When strategy is clear:

  • Performance can be evaluated against intent, not just outcomes

  • Leadership decisions have a shared context

  • Tradeoffs become easier—and more defensible

Strategic planning is the foundation. Without it, every other evaluation is disconnected.


CEO Review: Turning Strategy Into Leadership Accountability

A strong CEO review is not a personality critique or a backward-looking scorecard. It’s a structured conversation about how leadership shows up at scale.

Our CEO review process focuses on three questions boards are uniquely positioned to ask:

  • How does the CEO think through complexity and risk?

  • How do they connect—building trust with employees, regulators, and the community?

  • How do they act—modeling values, developing leaders, and shaping culture?

This review intentionally blends qualitative insight with objective measures, so boards aren’t guessing or relying on gut feel alone. Most importantly, it creates a shared language between the board and CEO—reducing surprises and increasing trust on both sides of the table.


Succession Planning: Building the Bench Before You Need It

Succession planning fails when it’s treated as an emergency document instead of an ongoing discipline.

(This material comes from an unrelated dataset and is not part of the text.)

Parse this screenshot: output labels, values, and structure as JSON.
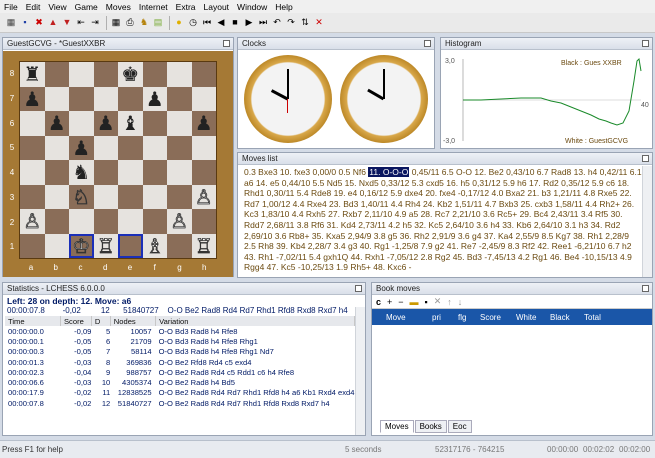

Neck Up reframes succession as a leadership readiness process, not a name-on-a-list exercise. Boards gain visibility into:

  • Which roles truly matter to safety, soundness, and continuity

  • Who is developing enterprise-level judgment—not just technical expertise

  • Where gaps exist early enough to do something about them

By grounding succession in observable leadership behaviors and values alignment, boards can develop talent intentionally rather than scrambling reactively.

This is how banks avoid forced sales, rushed hires, and cultural drift.


Why the Sequence Matters

These three processes are not standalone initiatives. They are sequential by design:

  • Strategy sets direction.

  • CEO review ensures leadership aligns to that direction.

  • Succession planning protects the direction beyond any one leader.

When boards work them together, something powerful happens:

  • Expectations become explicit

  • Feedback becomes constructive instead of personal

  • Leadership development becomes visible and measurable

  • Independence becomes a choice, not a hope

Empowering Boards Through Process, Not Control

This isn’t about boards doing management’s job. It’s about boards doing their job—clearly, consistently, and with confidence.

Transparent, process-driven governance doesn’t weaken relationships. It strengthens them. CEOs know what’s expected. Future leaders know what “ready” actually means. And communities benefit from banks that lead with values, discipline, and foresight.

Independence is preserved not by chance, but by stewardship.

That’s the work.

And that’s what these three processes are built to support.